Example Workflow
castform-example-workflow.RmdBelow is an example of a typical end-to-end workflow using the castform package to analyze historic weather station data from Prince Edward Island, Canada.
(1) Download the latest station inventory
Make sure that we are working with the most up-to-date station inventory list from Environment Canada
(2) Look up the stations available in Prince Edward Island
Summarize stations in our province of interest to ensure that there is enough data to complete an analysis on.
PE_stations <- station_lookup(province = "prince edward island")
c("Number of stations" = nrow(PE_stations),
"Earliest Collection Year" = min(PE_stations$HLY.First.Year),
"Latest Collection Year" = max(PE_stations$HLY.Last.Year))## Number of stations Earliest Collection Year Latest Collection Year
## 11 1953 2026
From the station look-up, there are 83 weather stations in Nova Scotia with data available in varying ranges from 1953 to 2026.
(3) Test Download with One File
Before committing, we will test our downloads by downloading the first month of available data from the first station (Station Name = “CHARLOTTETOWN A” ; Station ID = 6526)
get_single_station_file(station_id = 7103,
root_folder = "castform_outputs")(4) Download Province Stations
Now that we ensure the download works and creates the directory in the correct place, we can move onto the pull province download.
province_station_files(province = "prince edward island",
root_folder = "castform_outputs")(5) Create the Database
Next, we can create an sqlite database to store downloaded data and allow for analysis through queries.
build_station_database(db_name = "PEI",
root_folder = "castform_outputs/PRINCE_EDWARD_ISLAND,
output_dir = "castform_outputs")Before continuing, we must validate the created database
(NS_database.sqlite) to ensure that the data is stored with
the proper schema.
validate_database(db_name = "PEI",
db_dir = "castform_outputs")## Database not found.

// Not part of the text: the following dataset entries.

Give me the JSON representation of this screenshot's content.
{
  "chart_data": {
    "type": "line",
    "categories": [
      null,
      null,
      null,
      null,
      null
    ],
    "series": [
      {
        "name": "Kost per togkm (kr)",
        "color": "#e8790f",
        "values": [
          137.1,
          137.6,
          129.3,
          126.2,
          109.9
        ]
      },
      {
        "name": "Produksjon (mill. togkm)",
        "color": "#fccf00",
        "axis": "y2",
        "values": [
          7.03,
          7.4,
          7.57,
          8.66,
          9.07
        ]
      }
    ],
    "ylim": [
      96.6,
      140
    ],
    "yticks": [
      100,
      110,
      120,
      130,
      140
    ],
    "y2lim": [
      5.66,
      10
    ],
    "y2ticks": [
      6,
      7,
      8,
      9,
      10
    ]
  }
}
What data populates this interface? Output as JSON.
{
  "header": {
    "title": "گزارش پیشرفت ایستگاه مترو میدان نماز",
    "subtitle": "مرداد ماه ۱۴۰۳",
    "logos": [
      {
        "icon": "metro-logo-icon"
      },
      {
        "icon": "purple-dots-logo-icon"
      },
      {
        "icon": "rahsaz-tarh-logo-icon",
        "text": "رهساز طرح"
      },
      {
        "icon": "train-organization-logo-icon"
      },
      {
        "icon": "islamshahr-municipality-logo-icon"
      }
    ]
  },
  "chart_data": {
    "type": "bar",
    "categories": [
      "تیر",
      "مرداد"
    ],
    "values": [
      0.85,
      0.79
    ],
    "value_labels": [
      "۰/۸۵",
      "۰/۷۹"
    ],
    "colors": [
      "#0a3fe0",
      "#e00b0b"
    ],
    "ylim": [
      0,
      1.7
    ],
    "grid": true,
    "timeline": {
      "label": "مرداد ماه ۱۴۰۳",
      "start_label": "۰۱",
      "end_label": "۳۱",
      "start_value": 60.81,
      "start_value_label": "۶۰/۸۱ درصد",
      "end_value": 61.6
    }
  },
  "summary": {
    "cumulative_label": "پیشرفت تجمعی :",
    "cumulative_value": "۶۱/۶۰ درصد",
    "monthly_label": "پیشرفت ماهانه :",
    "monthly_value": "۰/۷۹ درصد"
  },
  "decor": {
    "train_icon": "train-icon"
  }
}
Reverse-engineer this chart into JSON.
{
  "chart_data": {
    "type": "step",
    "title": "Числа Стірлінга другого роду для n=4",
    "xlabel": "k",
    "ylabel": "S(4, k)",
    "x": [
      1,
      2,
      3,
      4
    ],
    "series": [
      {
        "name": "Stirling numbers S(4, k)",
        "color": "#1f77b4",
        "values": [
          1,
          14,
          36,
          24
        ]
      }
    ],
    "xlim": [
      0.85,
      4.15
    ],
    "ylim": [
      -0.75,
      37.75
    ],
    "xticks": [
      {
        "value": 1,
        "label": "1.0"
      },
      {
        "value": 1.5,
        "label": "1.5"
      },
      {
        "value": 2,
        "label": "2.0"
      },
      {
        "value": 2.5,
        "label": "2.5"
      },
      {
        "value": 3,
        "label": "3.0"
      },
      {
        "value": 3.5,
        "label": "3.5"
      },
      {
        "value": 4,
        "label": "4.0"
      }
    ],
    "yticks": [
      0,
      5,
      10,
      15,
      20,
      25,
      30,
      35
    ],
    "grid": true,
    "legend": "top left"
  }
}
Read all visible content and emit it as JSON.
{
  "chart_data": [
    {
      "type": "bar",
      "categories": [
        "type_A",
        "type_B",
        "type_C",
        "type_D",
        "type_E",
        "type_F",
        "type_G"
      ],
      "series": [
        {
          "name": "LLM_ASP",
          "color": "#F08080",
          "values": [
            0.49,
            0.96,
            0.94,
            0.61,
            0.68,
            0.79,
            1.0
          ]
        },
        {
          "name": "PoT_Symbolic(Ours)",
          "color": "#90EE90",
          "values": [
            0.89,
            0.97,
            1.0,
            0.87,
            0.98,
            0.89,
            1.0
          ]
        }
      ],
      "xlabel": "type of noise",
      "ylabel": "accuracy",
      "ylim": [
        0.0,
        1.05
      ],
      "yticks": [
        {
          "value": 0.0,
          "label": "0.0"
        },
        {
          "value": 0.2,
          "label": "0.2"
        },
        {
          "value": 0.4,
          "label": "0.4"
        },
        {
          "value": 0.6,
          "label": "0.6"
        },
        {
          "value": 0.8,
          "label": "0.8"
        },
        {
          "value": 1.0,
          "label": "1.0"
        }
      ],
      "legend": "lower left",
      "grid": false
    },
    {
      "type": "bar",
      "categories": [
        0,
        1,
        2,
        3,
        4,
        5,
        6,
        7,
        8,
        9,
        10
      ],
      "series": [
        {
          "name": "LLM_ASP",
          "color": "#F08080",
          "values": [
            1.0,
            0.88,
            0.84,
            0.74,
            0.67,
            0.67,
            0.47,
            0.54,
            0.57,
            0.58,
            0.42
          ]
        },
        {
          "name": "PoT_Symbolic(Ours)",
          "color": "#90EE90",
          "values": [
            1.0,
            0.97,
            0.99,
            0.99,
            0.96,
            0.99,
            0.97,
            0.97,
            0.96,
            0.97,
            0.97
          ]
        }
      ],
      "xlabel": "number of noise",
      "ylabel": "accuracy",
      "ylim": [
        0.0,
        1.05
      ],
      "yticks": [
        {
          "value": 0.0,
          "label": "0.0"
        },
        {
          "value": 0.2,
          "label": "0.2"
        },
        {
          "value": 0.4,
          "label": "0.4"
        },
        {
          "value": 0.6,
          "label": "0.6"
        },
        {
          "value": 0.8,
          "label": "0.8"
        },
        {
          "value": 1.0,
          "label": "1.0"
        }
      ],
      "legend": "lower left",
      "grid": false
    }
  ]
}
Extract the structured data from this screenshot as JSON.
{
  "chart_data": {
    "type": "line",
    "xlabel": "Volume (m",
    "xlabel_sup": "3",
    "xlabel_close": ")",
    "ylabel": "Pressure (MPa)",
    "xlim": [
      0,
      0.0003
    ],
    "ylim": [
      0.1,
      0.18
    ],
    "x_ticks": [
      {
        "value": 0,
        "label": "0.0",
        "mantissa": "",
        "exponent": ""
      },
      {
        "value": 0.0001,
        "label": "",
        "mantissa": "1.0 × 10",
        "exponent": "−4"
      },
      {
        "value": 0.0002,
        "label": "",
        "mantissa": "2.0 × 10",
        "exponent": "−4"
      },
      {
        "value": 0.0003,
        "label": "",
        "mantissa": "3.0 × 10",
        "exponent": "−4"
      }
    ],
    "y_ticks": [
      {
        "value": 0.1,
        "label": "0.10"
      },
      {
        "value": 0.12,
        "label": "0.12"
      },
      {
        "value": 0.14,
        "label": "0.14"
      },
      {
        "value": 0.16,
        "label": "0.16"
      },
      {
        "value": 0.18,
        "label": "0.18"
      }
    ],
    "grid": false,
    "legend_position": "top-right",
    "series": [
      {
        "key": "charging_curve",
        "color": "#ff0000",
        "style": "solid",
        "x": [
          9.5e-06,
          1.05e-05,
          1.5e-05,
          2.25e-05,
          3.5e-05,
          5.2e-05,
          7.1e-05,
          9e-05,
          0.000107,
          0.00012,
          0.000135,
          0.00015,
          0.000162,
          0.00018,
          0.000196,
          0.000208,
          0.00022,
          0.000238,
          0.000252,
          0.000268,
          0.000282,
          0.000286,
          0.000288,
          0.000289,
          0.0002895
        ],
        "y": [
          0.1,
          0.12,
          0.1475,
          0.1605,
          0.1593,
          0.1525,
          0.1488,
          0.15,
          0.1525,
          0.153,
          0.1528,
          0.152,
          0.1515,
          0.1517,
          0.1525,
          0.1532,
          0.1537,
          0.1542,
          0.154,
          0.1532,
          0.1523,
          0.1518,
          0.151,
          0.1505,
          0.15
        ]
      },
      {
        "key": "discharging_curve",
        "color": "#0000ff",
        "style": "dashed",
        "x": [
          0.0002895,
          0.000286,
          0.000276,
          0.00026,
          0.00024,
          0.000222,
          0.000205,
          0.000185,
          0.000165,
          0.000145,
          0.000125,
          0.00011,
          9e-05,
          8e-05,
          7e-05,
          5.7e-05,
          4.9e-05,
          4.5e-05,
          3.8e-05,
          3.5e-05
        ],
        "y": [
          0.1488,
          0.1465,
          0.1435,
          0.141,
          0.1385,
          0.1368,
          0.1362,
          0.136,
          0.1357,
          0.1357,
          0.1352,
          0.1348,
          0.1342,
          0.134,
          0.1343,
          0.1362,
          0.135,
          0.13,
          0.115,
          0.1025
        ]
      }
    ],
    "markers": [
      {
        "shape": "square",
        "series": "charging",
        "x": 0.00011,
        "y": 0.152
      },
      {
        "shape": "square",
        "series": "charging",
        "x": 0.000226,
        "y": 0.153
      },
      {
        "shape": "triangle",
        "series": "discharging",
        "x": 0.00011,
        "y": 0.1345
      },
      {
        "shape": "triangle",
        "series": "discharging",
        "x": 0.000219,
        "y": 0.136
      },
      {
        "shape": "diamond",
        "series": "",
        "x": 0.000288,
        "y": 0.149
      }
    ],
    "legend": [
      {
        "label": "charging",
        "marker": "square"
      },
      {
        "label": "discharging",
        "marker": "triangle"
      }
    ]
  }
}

Please double check the entered database name, the database directory, and ensure the build_station_database function finished successfully.
(6) Exploratory Data Analysis
Now we can explore the downloaded data.
(6a) Station Map
First, we will create a map to visualize the stations we are working with.
station_map(db_name = "PEI",
db_dir = "castform_outputs",
output_dir = "castform_outputs",
metadata_stations = FALSE)
(6b) Data Missingness
Next, we can create a table that summarizes how much data is missing within the variables of each station.
data_missingness_table(db_name = "PEI",
db_dir = "castform_outputs",
output_dir = "castform_outputs",
write_csv = TRUE)
(6c) Data Ranges
Next, we can create a table that summarizes how much data is average, minimum, and maximum values of each variable of each station.
data_ranges(db_name = "PEI",
db_dir = "castform_outputs",
output_dir = "castform_outputs/PEI_outputs",
write_csv = TRUE)
(6f) Visualize Yearly Means
Next, we can create a plot that visualizes the means of each station vairable over time. This can also help identify which years of data are missing in each station.
plot_yearly_means(db_name = "PEI",
db_dir = "castform_outputs",
output_dir = "castform_outputs",
write_csv = TRUE)
(6e) Visualize Missing Strings
Next, we can create a table and plot that identifies when strings of missing variable data occurred. This allows us to see exactly what hour the missing data starts and see how long it was missing for.
NOTE: This output takes long to load on a large dataset so it was run on a subset of the database (only one station)
pull_missing_strings(db_name = "PEI",
db_dir = "castform_outputs",
output_dir = "castform_outputs",
write_csv = TRUE)
(6f) Visualize Repeated Strings
Last, we can create a table and plot that identifies when strings of repeated and identical data strings occurred. This allows us to see exactly what hour the repetition starts and see how long it lasts. This helps identify faulty machinery that may impact that reliability of our data.
NOTE: This output takes long to load on a large dataset so it was run on a subset of the database (only one station)
pull_repeated_strings(db_name = "PEI",
db_dir = "castform_outputs",
output_dir = "castform_outputs",
write_csv = TRUE)
(7) Detect Heat Waves
After we have explored our data, understand its organization, and are aware of its flaws, we can use it to detect extreme heat wave events in historical data.
heatwave_detector(db_name = "PEI",
db_dir = "castform_outputs",
output_dir = "castform_outputs",
write_csv = TRUE)